Nous souhaitons mettre l’accent sur le rôle des forêts dans la lutte contre les changements climatiques.

  • Il convient tout d’abord de rappeler le rôle primordial des forêts dans l’atténuation des changements climatiques. Les forêts naturelles sont considérées comme un « puits de carbone » : depuis leur apparition et grâce à la croissance des arbres, elles séquestrent du CO2, c’est-à-dire qu’elles absorbent le carbone atmosphérique et le fixent dans le bois. Tant que l’arbre est vivant, ce carbone reste séquestré. Lorsque l’arbre meurt (naturellement, ou par feu ou autre évènement de déforestation), le carbone est rejeté dans l’atmosphère.
  • Les forêts naturelles stockent donc le carbone avant tout de façon « statique » par « capitalisation » depuis l’apparition de la forêt, avec du carbone qui reste soustrait de l’atmosphère tant que la forêt est préservée. Ainsi, une forêt climacique, bien adaptée aux conditions environnementales, pourra être en équilibre, conservant un stock de carbone constant.
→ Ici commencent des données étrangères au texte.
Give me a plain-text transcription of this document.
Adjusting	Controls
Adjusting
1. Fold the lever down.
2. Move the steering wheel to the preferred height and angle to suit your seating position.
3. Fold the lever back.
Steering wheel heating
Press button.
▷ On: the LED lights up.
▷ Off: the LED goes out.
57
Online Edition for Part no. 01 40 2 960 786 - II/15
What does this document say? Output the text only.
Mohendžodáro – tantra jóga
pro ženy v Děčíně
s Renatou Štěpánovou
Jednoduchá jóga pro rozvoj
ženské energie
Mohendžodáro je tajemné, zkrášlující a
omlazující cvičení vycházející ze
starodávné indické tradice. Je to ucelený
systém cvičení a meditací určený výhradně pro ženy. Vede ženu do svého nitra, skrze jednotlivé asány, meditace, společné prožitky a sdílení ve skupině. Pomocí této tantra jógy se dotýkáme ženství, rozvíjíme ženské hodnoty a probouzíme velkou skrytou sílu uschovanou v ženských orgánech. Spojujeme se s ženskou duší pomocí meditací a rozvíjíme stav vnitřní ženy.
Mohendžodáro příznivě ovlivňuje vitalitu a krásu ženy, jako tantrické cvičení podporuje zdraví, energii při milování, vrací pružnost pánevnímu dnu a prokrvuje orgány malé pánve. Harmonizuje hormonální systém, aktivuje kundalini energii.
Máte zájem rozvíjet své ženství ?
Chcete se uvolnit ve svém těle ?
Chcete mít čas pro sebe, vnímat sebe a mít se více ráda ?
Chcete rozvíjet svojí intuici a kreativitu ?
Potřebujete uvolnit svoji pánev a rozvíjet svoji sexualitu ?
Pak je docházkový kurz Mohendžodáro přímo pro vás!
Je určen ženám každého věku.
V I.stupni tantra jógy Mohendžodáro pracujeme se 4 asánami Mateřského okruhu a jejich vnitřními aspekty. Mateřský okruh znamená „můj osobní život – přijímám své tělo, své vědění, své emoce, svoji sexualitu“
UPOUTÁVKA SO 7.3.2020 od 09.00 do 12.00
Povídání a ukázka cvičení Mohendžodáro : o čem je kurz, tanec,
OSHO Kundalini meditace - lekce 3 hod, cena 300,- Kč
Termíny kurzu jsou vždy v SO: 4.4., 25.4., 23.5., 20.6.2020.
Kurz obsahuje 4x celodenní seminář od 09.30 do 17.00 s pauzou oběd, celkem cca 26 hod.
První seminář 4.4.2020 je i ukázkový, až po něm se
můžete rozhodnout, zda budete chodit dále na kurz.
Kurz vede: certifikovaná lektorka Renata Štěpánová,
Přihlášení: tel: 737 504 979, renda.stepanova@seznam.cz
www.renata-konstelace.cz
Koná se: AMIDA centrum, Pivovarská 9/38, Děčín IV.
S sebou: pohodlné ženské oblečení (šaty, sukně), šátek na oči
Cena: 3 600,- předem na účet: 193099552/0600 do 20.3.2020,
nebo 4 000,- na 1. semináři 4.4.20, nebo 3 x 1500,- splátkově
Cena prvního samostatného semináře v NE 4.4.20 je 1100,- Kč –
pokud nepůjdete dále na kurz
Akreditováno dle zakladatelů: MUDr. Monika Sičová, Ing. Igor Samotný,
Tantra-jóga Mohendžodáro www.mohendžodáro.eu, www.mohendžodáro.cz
Dans certains cas, un stockage additionnel de carbone s’ajoute chaque année : dans une phase dynamique, la croissance des arbres en forêt est supérieure à la mortalité naturelle, et les forêts continuent à soustraire chaque année du carbone atmosphérique.
  • Le stockage « statique » assuré par les forêts est primordial : en détruisant un hectare de forêt naturelle, ce sont plusieurs centaines de tonnes de CO2 qui sont émises dans l’atmosphère, il est donc essentiel de préserver les forêts naturelles existantes en les gérant durablement. Ce rôle est connu et n’est pas remis en cause dans l’article paru dans Nature. L’article de Hubau et al. traite du « rôle dynamique » des forêts dans la séquestration du carbone atmosphérique, en cherchant à répondre à la question suivante : est-ce que les forêts vont continuer à croître et à séquestrer du carbone atmosphérique supplémentaire dans les vingt prochaines années, et si oui à quel rythme et pendant combien de temps ?
  • L’article de Hubau et al. nous confirme en premier lieu que les forêts d’Afrique Centrale, stockent du carbone mais au-delà de cela, qu’elles en ont capté des quantités additionnelles importantes durant ces dernières décennies et qu’elles continueront à le faire encore jusqu’en 2039. On peut se réjouir de ce résultat, qui n’est pas nouveau, il était déjà obtenu par d’autres travaux de recherche et il confirme les enseignements des travaux d’aménagement que nous avons réalisés, qui montrent que les forêts d’Afrique Centrale sont en forte évolution.
  • Les forêts d’Afrique Centrale sont donc en phase de capitalisation, avec un accroissement important du carbone qu’elles stockent, de 0,66 t CO2/ha/an, soit environ 0,3%/an. Intuitivement, on se doute que cet accroissement ne va pas se poursuivre indéfiniment et que le stock de carbone en forêt va finir par tendre vers un maximum.
  • La publication de Hubau et al. confirme le ralentissement de la capacité d’absorption, avec à terme une « saturation » du stock de carbone.
  • La publication de Hubau et al. n’évoque pas le risque que les forêts d’Afrique Centrale deviennent émettrices de carbone.
  • En tout état de cause, les forêts d’Afrique Centrale stockent des quantités importantes de CO2 et continueront à le faire pendant des décennies au moins si elles sont bien gérées.

Ainsi, la publication de Nature renforce encore l’importance de bien gérer les forêts d’Afrique Centrale pour lutter contre les changements climatiques. En résumé, ce que nous retenons de la lecture de la publication de Nature : les forêts d’Afrique Centrale stockent des quantités importantes de carbone et ce stock continuera encore à s’accroître, même à un rythme plus lent, jusqu’en 2039. La préservation de ce stock par une bonne gestion des forêts d’Afrique Centrale est donc plus que jamais un bon moyen de lutte contre les changements climatiques.